In-situ biophysical characterization of high-concentration protein formulations using wNMR.

High-concentration protein formulation is of paramount importance in patient-centric drug product development, but it also presents challenges due to the potential for enhanced aggregation and increased viscosity. The analysis of critical quality attributes often necessitates the transfer of samples from their primary containers together with sample dilution. Therefore, there is a demand for noninvasive, in situ biophysical methods to assess protein drug products directly in primary sterile containers, such as prefilled syringes, without dilution.

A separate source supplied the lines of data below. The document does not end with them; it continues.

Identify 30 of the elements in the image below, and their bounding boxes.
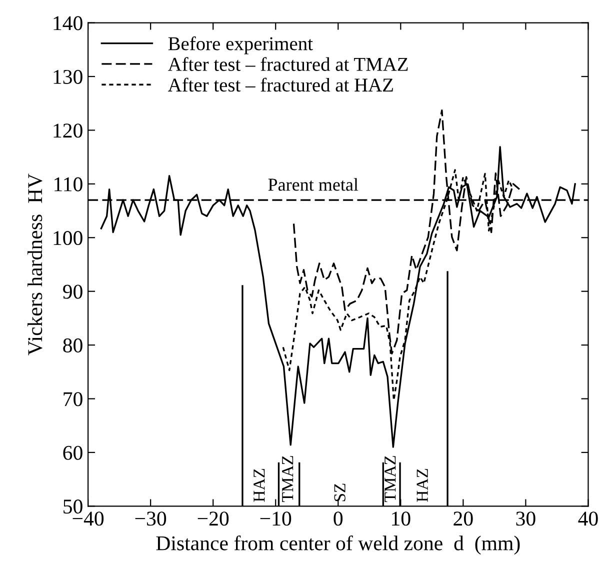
legend-label: After test – fractured at HAZ (168, 78, 393, 92)
y-tick-label: 60 (63, 446, 82, 460)
x-tick-label: −40 (72, 512, 104, 526)
annotation: TMAZ (384, 456, 396, 502)
annotation: HAZ (254, 468, 265, 502)
x-tick-label: 30 (516, 512, 536, 526)
x-tick-label: 40 (578, 512, 598, 526)
y-tick-label: 110 (54, 177, 82, 192)
y-tick-label: 120 (54, 124, 82, 138)
y-tick-label: 140 (54, 16, 82, 30)
legend-label: After test – fractured at TMAZ (168, 57, 408, 71)
y-tick-label: 80 (63, 338, 82, 352)
x-tick-label: −10 (260, 512, 292, 526)
x-axis-title: Distance from center of weld zone d (mm) (156, 535, 520, 555)
x-tick-label: 20 (454, 512, 473, 526)
y-tick-label: 130 (54, 70, 82, 84)
x-tick-label: −20 (198, 512, 229, 526)
y-axis-title: Vickers hardness HV (27, 174, 42, 356)
x-tick-label: −30 (135, 512, 166, 526)
y-tick-label: 100 (54, 231, 82, 246)
ref-line-label: Parent metal (268, 178, 358, 191)
y-tick-label: 70 (64, 392, 82, 406)
annotation: TMAZ (282, 456, 294, 502)
x-tick-label: 0 (334, 512, 343, 526)
y-tick-label: 90 (63, 284, 82, 299)
x-tick-label: 10 (392, 512, 410, 526)
annotation: HAZ (416, 468, 428, 502)
legend-label: Before experiment (168, 36, 313, 54)
annotation: SZ (334, 484, 346, 502)
y-tick-label: 50 (64, 500, 82, 514)
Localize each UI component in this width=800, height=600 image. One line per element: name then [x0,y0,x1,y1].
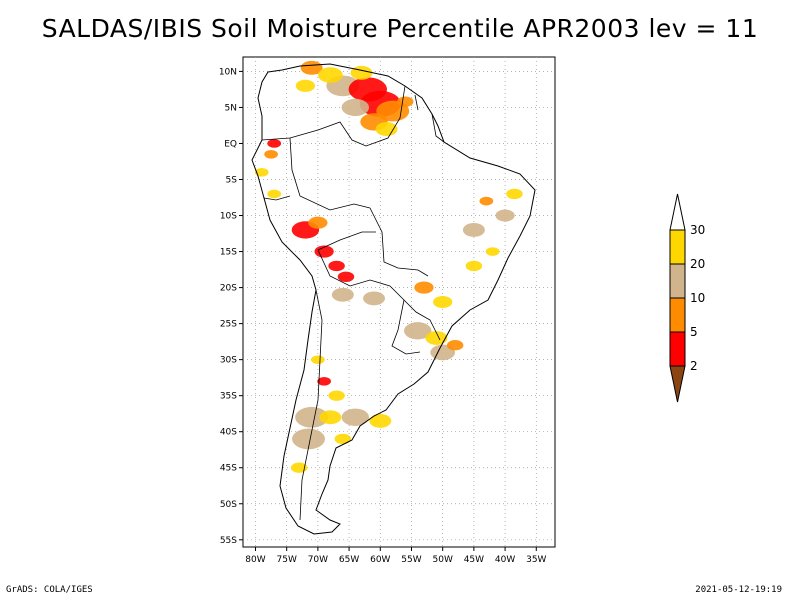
longitude-tick-labels: 80W 75W 70W 65W 60W 55W 50W 45W 40W 35W [245,547,547,565]
lat-tick-label: 20S [220,284,237,294]
percentile-patch [300,60,323,75]
country-borders [261,85,445,521]
percentile-patch [363,291,386,306]
colorbar-label: 5 [690,325,698,339]
footer-timestamp: 2021-05-12-19:19 [695,585,782,595]
percentile-patch [317,376,331,386]
percentile-patch [369,413,392,428]
percentile-patch [462,223,485,237]
percentile-patch [341,408,370,426]
percentile-patch [337,271,355,282]
lat-tick-label: 10S [220,212,237,222]
colorbar-label: 2 [690,359,698,373]
percentile-patch [479,196,494,206]
lon-tick-label: 35W [526,555,546,565]
colorbar-segment [669,297,686,333]
percentile-patch [308,216,328,229]
lon-tick-label: 55W [401,555,421,565]
lat-tick-label: 15S [220,248,237,258]
lat-tick-label: 55S [220,536,237,546]
lat-tick-label: 45S [220,464,237,474]
lat-tick-label: EQ [224,139,237,149]
percentile-patch [295,406,329,428]
colorbar-segment [669,263,686,299]
colorbar: 30 20 10 5 2 [669,193,705,403]
colorbar-label: 10 [690,291,705,305]
lon-tick-label: 80W [245,555,265,565]
colorbar-bottom-arrow [669,365,686,403]
percentile-patch [433,295,453,309]
map-title: SALDAS/IBIS Soil Moisture Percentile APR… [41,14,759,43]
percentile-patch [341,98,370,117]
percentile-patch [318,67,343,83]
percentile-patch [290,462,308,473]
lat-tick-label: 30S [220,356,237,366]
percentile-patch [495,209,515,222]
percentile-patch [414,281,434,294]
percentile-patch [446,340,464,351]
percentile-patch [267,139,282,148]
colorbar-top-arrow [669,193,686,231]
percentile-patch [331,287,354,302]
percentile-shading [254,60,523,473]
lat-tick-label: 35S [220,392,237,402]
percentile-patch [314,245,334,258]
lon-tick-label: 45W [464,555,484,565]
percentile-patch [295,79,316,92]
percentile-patch [264,149,278,159]
lon-tick-label: 40W [495,555,515,565]
lon-tick-label: 70W [308,555,328,565]
lat-tick-label: 50S [220,500,237,510]
percentile-patch [328,390,345,401]
percentile-patch [397,96,414,107]
lat-tick-label: 5N [225,103,237,113]
lat-tick-label: 40S [220,428,237,438]
percentile-patch [319,410,342,425]
percentile-patch [267,189,282,199]
percentile-patch [292,428,325,450]
percentile-patch [375,122,398,136]
lon-tick-label: 75W [277,555,297,565]
percentile-patch [328,260,345,272]
percentile-patch [425,331,448,345]
percentile-patch [506,188,523,200]
lat-tick-label: 5S [226,176,238,186]
colorbar-segment [669,331,686,367]
lon-tick-label: 60W [370,555,390,565]
latitude-tick-labels: 10N 5N EQ 5S 10S 15S 20S 25S 30S 35S 40S 45S 50S 55S [219,67,243,546]
lon-tick-label: 50W [433,555,453,565]
lon-tick-label: 65W [339,555,359,565]
percentile-patch [254,167,269,177]
percentile-patch [350,65,373,80]
percentile-patch [465,260,483,272]
percentile-patch [311,355,325,364]
colorbar-label: 30 [690,223,705,237]
percentile-patch [403,322,432,340]
map-frame [242,56,556,548]
colorbar-segment [669,229,686,265]
percentile-patch [485,247,500,256]
colorbar-label: 20 [690,257,705,271]
percentile-patch [334,433,352,445]
lat-tick-label: 10N [219,67,237,77]
footer-credit: GrADS: COLA/IGES [6,585,93,595]
lat-tick-label: 25S [220,320,237,330]
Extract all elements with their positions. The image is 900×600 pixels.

In this study, we introduce a novel application of water proton nuclear magnetic resonance (wNMR) to evaluate the aggregation propensity of a high-concentration drug product, Dupixent® (dupilumab), under stress conditions. wNMR results demonstrate a concentration-dependent, reversible association of dupilumab in the commercial formulation, as well as irreversible aggregation when exposed to accelerated thermal stress, but gradually reversible aggregation when exposed to freeze and thaw cycles. Importantly, these results show a strong correlation with data obtained from established biophysical analytical tools widely used in the pharmaceutical industry. The application of wNMR represents a promising approach for in situ noninvasive analysis of high-concentration protein formulations directly in their primary containers, providing valuable insights for drug development and quality assessment.